CORE Mandate: Canada’s Responsible Enterprise Ombudsperson

Pictured: Khaleda, a survivor of the Rana Plaza collapse, in her new job as dressmaker

Pictured: Khaleda, a survivor of the Rana Plaza collapse, in her new job as dressmaker. [Wikicommons]

By Madeline Torrie, JD candidate, University of Toronto Faculty of Law

On April 24, 2013, Rana Plaza, an eight-storey garment factory in Bangladesh, collapsed, killing an astonishing 1,138 people. Aid workers searching through the wreckage found labels for Canadian brand names, including Joe Fresh apparel linked to the Canadian company Loblaw’s. Five years on, the collapse ranks as the deadliest garment factory accident ever, and one of the deadliest industrial accidents of the 21st century.

Since Rana Plaza, companies have scrambled to improve the transparency of supply chains with mixed results. For example, Canadian Tire still refuses to publish information on its supply chain. While there has been intense public pressure for greater transparency from Canadian companies, activist groups such as Amnesty International have demanded a government response.

The federal government recently announced the creation of the Canadian Ombudsperson for Responsible Enterprise, or CORE, to replace the Office of the Extractive Sector Corporate Social Responsibility, on January 17th, 2018. The latest incarnation of the corporate responsibility watchdog will have the authority to investigate Canadian companies abroad, and the power to recommend federal sanctions, such as withdrawal of consular services and services from Export Development Canada. The mandate of CORE will focus on the mining, oil, and gas, and garment sectors, and later expand to other industries. Furthermore, its advisory body will include members from civil society and industry backgrounds.

Among those who welcomed the announcement were Oxfam, Amnesty International, mining company Barrick Gold (itself subject to repeated accusations of human rights violations), and the Federal New Democrats. However, others have raised a range of criticisms. Writing in the Toronto Star, Jenifer Wells wonders whether CORE will be much better than its poorly funded and ineffectual predecessor, and expresses concern about the pace of choosing an ombudsperson. In the Financial Post, Neil Hindra expressed scepticism about CORE’s power to serve as both investigator and judge, and claims the only benefit of the new ombudsperson will go to the legal community who will profit from “frivolous lawsuits.”

Globally, other countries are experimenting with similar solutions to supply chain transparency, but Canada is one of the first countries in the world to propose such strong measures, including the power to investigate corporate conduct abroad and publish its findings. In 2013, as part of the Modern Slavery Act, Britain appointed an anti-slavery commissioner. Businesses with a turnover of more than £36 million are required to comply with the transparency requirements in the Modern Slavery Act, by publishing a slavery and trafficking statement prominently on their websites which sets out the steps the company has taken to ensure there is no slavery or trafficking in its supply chain. The commissioner does not have the same enforcement and investigative power as the proposed mandate for CORE.

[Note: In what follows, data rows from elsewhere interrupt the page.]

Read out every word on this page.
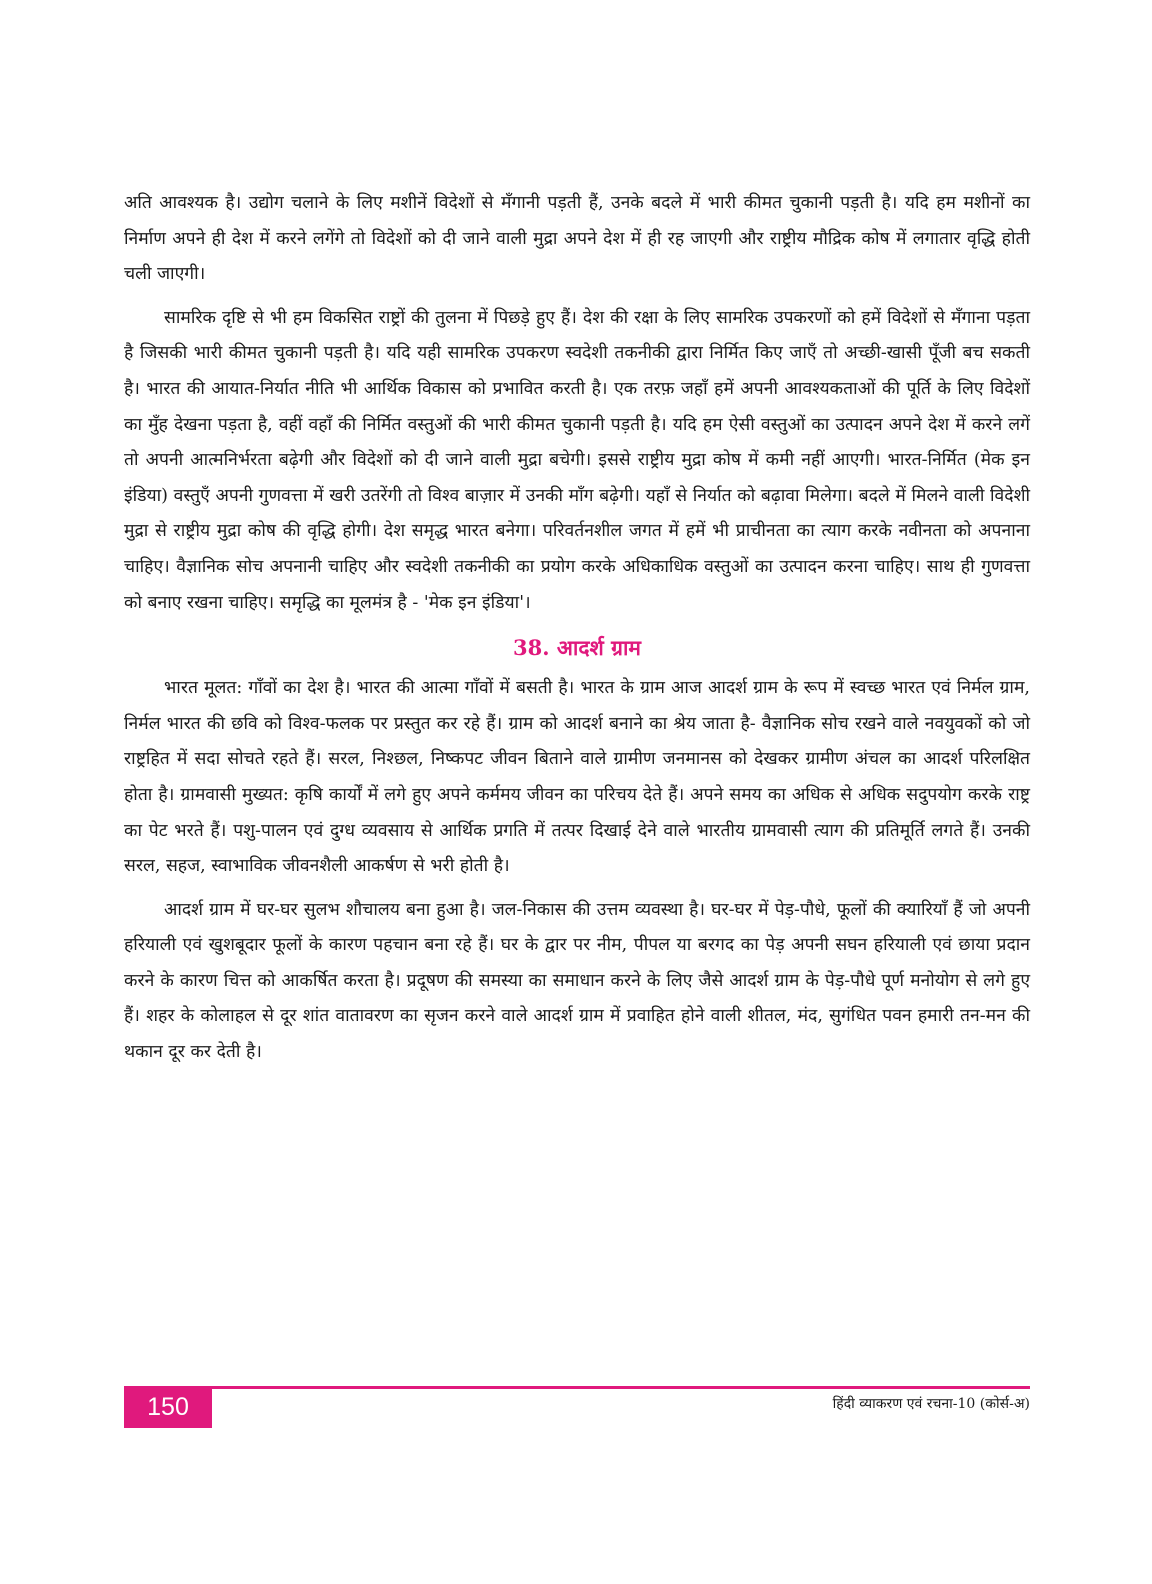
अति आवश्यक है। उद्योग चलाने के लिए मशीनें विदेशों से मँगानी पड़ती हैं, उनके बदले में भारी कीमत चुकानी पड़ती है। यदि हम मशीनों का निर्माण अपने ही देश में करने लगेंगे तो विदेशों को दी जाने वाली मुद्रा अपने देश में ही रह जाएगी और राष्ट्रीय मौद्रिक कोष में लगातार वृद्धि होती चली जाएगी।

सामरिक दृष्टि से भी हम विकसित राष्ट्रों की तुलना में पिछड़े हुए हैं। देश की रक्षा के लिए सामरिक उपकरणों को हमें विदेशों से मँगाना पड़ता है जिसकी भारी कीमत चुकानी पड़ती है। यदि यही सामरिक उपकरण स्वदेशी तकनीकी द्वारा निर्मित किए जाएँ तो अच्छी-खासी पूँजी बच सकती है। भारत की आयात-निर्यात नीति भी आर्थिक विकास को प्रभावित करती है। एक तरफ़ जहाँ हमें अपनी आवश्यकताओं की पूर्ति के लिए विदेशों का मुँह देखना पड़ता है, वहीं वहाँ की निर्मित वस्तुओं की भारी कीमत चुकानी पड़ती है। यदि हम ऐसी वस्तुओं का उत्पादन अपने देश में करने लगें तो अपनी आत्मनिर्भरता बढ़ेगी और विदेशों को दी जाने वाली मुद्रा बचेगी। इससे राष्ट्रीय मुद्रा कोष में कमी नहीं आएगी। भारत-निर्मित (मेक इन इंडिया) वस्तुएँ अपनी गुणवत्ता में खरी उतरेंगी तो विश्व बाज़ार में उनकी माँग बढ़ेगी। यहाँ से निर्यात को बढ़ावा मिलेगा। बदले में मिलने वाली विदेशी मुद्रा से राष्ट्रीय मुद्रा कोष की वृद्धि होगी। देश समृद्ध भारत बनेगा। परिवर्तनशील जगत में हमें भी प्राचीनता का त्याग करके नवीनता को अपनाना चाहिए। वैज्ञानिक सोच अपनानी चाहिए और स्वदेशी तकनीकी का प्रयोग करके अधिकाधिक वस्तुओं का उत्पादन करना चाहिए। साथ ही गुणवत्ता को बनाए रखना चाहिए। समृद्धि का मूलमंत्र है - 'मेक इन इंडिया'।

38. आदर्श ग्राम

भारत मूलत: गाँवों का देश है। भारत की आत्मा गाँवों में बसती है। भारत के ग्राम आज आदर्श ग्राम के रूप में स्वच्छ भारत एवं निर्मल ग्राम, निर्मल भारत की छवि को विश्व-फलक पर प्रस्तुत कर रहे हैं। ग्राम को आदर्श बनाने का श्रेय जाता है- वैज्ञानिक सोच रखने वाले नवयुवकों को जो राष्ट्रहित में सदा सोचते रहते हैं। सरल, निश्छल, निष्कपट जीवन बिताने वाले ग्रामीण जनमानस को देखकर ग्रामीण अंचल का आदर्श परिलक्षित होता है। ग्रामवासी मुख्यत: कृषि कार्यों में लगे हुए अपने कर्ममय जीवन का परिचय देते हैं। अपने समय का अधिक से अधिक सदुपयोग करके राष्ट्र का पेट भरते हैं। पशु-पालन एवं दुग्ध व्यवसाय से आर्थिक प्रगति में तत्पर दिखाई देने वाले भारतीय ग्रामवासी त्याग की प्रतिमूर्ति लगते हैं। उनकी सरल, सहज, स्वाभाविक जीवनशैली आकर्षण से भरी होती है।

आदर्श ग्राम में घर-घर सुलभ शौचालय बना हुआ है। जल-निकास की उत्तम व्यवस्था है। घर-घर में पेड़-पौधे, फूलों की क्यारियाँ हैं जो अपनी हरियाली एवं खुशबूदार फूलों के कारण पहचान बना रहे हैं। घर के द्वार पर नीम, पीपल या बरगद का पेड़ अपनी सघन हरियाली एवं छाया प्रदान करने के कारण चित्त को आकर्षित करता है। प्रदूषण की समस्या का समाधान करने के लिए जैसे आदर्श ग्राम के पेड़-पौधे पूर्ण मनोयोग से लगे हुए हैं। शहर के कोलाहल से दूर शांत वातावरण का सृजन करने वाले आदर्श ग्राम में प्रवाहित होने वाली शीतल, मंद, सुगंधित पवन हमारी तन-मन की थकान दूर कर देती है।

150	हिंदी व्याकरण एवं रचना-10 (कोर्स-अ)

Corporate Responsibility and Canadian Law

This announcement comes as the Supreme Court of Canada considers hearing Araya v Nevsun (readers can find CLAIHR’s overview of the case here). In Nevsun, two Eritrean refugees have alleged they were subject to forced labour at a mine indirectly owned by Vancouver-based Nevsun Resources. The British Columbia Court of Appeal considered that “international law is in flux” and held that Canadian corporations could be liable in tort damages for breaches of jus cogens norms committed abroad.[1] This marks growing development in the law to hold corporations liable for infringements of human rights overseas. Some legal experts believe that the Ombudsperson is a better way to seek resolutions than lawsuits against Canadian Companies by the disadvantaged few who are affected.

Increasingly, companies have started self-reporting their supply chains. Pressure from advocacy groups, such as USW Canada’s No More Operating in the Dark and the Follow the Thread coalition, have worked to pressure Canadian Companies which are not being transparent with their supply chains. However, critics are skeptical that self-reporting can ever be enough.

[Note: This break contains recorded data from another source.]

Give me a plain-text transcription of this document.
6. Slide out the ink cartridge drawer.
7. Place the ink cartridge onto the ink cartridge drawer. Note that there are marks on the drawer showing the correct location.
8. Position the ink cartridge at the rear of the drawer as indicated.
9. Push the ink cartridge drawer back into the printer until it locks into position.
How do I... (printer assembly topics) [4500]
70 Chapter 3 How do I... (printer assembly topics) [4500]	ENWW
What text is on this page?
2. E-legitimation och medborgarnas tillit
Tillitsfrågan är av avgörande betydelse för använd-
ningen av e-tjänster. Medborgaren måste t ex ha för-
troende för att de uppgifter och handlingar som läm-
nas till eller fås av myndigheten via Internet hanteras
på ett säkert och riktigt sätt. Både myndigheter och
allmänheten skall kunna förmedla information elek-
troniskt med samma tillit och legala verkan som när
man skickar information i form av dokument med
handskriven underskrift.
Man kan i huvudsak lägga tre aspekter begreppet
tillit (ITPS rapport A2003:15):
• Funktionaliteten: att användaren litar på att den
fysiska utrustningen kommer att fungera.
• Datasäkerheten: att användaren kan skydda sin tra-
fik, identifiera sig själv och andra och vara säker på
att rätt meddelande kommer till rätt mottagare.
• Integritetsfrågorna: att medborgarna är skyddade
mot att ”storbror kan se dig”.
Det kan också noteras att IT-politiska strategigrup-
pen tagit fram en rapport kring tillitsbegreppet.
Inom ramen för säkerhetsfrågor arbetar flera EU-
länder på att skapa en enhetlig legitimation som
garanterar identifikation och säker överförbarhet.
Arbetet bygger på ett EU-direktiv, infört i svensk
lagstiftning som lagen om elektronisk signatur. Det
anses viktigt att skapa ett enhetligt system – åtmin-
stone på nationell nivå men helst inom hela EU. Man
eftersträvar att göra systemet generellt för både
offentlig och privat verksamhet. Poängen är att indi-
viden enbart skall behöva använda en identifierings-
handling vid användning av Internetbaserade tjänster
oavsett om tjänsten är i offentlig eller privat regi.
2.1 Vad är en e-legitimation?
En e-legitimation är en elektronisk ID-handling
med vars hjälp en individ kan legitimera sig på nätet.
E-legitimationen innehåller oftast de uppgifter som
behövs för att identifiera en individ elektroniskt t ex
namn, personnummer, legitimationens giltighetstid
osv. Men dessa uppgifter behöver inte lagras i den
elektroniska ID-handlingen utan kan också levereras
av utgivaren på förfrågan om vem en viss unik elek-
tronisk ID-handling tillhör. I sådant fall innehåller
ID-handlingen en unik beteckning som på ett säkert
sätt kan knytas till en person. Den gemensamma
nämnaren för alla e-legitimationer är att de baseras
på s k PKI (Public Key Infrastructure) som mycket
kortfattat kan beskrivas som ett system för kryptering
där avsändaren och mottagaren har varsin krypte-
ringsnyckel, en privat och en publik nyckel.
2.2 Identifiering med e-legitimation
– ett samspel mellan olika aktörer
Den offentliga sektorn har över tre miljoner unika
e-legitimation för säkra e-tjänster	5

Internationally, the situation is not much better, with only 7% of publicly listed companies reviewed by The Guardian newspaper disclosing labour problems in their supply chains. Canada currently has no legislation requiring companies to report their supply chains, and advocates have encouraged them to adopt transparency measures, like the United Kingdom’s Modern Slavery Act and the California Transparency in Supply Chain Act.

At the time of writing, the government has not released CORE’s full mandate. Time will tell whether its introduction will usher in meaningful change to enforce corporate responsibility for Canadian companies abroad.

MT

 

References

[1] Araya v. Nevsun Resources Ltd., 2017 BCCA 401, Newberry J, at para 197.